Around 170,000 golf fans are expected to attend at least one day of the competition, with two thirds of them coming from outside Scotland.
For the British Open last year, which was held at St Andrew’s course, it was estimated that GB£140 million was injected into the Scottish economy. VisitScotland are hoping for an even bigger bonanza this year and golf tourism across the United Kingdom is expected to be one of the things that will actually benefit from Brexit.
The reduced value of sterling has had an impact with increased interest from US visitors in particular looking for golf holidays. Brexit is also considered likely to encourage staycations by UK residents, who will find their pounds go a little bit further now than if they were changed into euros and dollars.
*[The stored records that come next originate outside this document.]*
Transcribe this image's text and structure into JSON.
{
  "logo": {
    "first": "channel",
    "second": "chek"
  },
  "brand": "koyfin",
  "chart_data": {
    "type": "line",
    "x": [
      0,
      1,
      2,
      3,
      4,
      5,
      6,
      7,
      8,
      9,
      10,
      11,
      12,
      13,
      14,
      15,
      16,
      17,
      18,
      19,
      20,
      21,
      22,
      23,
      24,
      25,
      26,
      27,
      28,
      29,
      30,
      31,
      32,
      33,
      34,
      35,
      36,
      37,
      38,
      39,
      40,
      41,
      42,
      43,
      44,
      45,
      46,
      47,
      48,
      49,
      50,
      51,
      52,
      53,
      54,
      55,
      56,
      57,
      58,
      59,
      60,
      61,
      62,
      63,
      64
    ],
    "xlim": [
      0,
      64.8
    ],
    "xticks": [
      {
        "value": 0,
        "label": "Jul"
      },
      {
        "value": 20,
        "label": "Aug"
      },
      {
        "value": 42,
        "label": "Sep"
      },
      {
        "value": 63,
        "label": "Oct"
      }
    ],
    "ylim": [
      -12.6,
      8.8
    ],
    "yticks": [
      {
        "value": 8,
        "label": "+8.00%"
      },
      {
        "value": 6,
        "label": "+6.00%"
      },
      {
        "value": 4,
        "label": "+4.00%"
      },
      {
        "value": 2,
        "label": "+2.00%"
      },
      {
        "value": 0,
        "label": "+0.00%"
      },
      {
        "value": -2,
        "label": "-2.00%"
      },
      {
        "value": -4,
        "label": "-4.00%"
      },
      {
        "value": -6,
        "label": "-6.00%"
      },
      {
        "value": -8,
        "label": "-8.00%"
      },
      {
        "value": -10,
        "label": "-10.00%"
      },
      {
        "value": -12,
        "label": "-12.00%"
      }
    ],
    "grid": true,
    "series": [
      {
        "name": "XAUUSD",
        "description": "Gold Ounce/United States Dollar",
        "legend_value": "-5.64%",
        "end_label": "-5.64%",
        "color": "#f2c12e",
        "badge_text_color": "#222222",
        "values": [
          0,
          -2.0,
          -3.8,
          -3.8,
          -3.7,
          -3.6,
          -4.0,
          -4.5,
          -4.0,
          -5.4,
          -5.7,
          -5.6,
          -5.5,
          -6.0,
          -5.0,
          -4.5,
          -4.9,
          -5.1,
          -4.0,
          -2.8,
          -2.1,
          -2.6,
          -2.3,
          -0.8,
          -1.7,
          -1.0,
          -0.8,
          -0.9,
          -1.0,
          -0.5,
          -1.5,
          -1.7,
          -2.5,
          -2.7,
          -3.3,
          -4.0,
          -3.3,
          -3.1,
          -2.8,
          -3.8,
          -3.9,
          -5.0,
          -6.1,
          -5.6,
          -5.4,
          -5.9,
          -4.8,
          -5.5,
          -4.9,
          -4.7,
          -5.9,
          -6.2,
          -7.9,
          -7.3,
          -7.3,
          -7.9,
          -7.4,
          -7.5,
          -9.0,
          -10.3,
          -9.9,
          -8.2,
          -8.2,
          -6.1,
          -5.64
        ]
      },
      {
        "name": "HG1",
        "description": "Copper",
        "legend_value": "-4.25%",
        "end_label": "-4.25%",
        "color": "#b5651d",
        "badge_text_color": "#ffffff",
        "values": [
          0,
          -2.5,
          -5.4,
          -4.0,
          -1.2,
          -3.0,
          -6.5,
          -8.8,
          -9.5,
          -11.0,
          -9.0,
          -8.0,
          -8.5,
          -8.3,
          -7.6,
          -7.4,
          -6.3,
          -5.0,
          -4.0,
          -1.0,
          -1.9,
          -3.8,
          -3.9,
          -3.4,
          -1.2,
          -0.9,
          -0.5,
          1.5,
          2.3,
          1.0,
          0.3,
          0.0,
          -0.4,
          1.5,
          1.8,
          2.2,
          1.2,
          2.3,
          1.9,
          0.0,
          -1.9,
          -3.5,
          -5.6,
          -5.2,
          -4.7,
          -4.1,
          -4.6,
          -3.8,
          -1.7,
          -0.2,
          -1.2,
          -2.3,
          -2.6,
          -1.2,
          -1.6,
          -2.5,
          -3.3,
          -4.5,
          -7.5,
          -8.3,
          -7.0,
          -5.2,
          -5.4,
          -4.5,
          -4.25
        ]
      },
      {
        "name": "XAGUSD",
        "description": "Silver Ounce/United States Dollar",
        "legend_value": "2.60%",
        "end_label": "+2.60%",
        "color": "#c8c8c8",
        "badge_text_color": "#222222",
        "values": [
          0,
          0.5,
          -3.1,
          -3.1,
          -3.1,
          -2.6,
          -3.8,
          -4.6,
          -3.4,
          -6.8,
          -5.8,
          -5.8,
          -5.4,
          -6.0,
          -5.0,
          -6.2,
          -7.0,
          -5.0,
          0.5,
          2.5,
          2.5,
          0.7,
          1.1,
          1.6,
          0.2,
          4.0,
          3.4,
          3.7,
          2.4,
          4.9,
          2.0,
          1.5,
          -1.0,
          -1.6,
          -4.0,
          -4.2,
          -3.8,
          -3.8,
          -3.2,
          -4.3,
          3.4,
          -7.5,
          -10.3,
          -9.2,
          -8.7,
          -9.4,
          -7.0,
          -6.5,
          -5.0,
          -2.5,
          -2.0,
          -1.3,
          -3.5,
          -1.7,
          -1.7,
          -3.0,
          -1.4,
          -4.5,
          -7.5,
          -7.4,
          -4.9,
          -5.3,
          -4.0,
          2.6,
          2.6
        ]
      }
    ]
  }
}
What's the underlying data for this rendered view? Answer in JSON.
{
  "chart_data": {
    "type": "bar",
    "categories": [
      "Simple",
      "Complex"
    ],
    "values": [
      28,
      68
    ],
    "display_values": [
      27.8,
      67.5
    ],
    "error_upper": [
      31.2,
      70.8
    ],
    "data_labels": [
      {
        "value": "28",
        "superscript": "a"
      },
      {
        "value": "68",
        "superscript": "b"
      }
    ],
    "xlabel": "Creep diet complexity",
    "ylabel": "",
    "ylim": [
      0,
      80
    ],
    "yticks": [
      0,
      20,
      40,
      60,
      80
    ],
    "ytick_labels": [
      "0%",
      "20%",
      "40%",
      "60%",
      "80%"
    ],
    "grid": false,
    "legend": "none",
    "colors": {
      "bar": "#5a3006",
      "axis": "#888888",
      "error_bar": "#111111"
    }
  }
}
Particularly attractive for tourists are the chances of playing on one of the Open golf courses, of which there are nine currently active. Four of them are in Scotland: this year’s venue at Royal Troon, last year’s venue of St Andrews, along with the famous Carnoustie course along with Turnberry, which is owned by US Presidential hopeful Donald Trump.
England is also home to four venues: Royal Birkdale, Royal Lytham & St Annes, and Royal Liverpool – all in the north of the country – and Royal St George’s in Kent. There is also a single course in Northern Ireland, Royal Portrush, which will play host to the Open in 2019 for the first time in almost seventy years.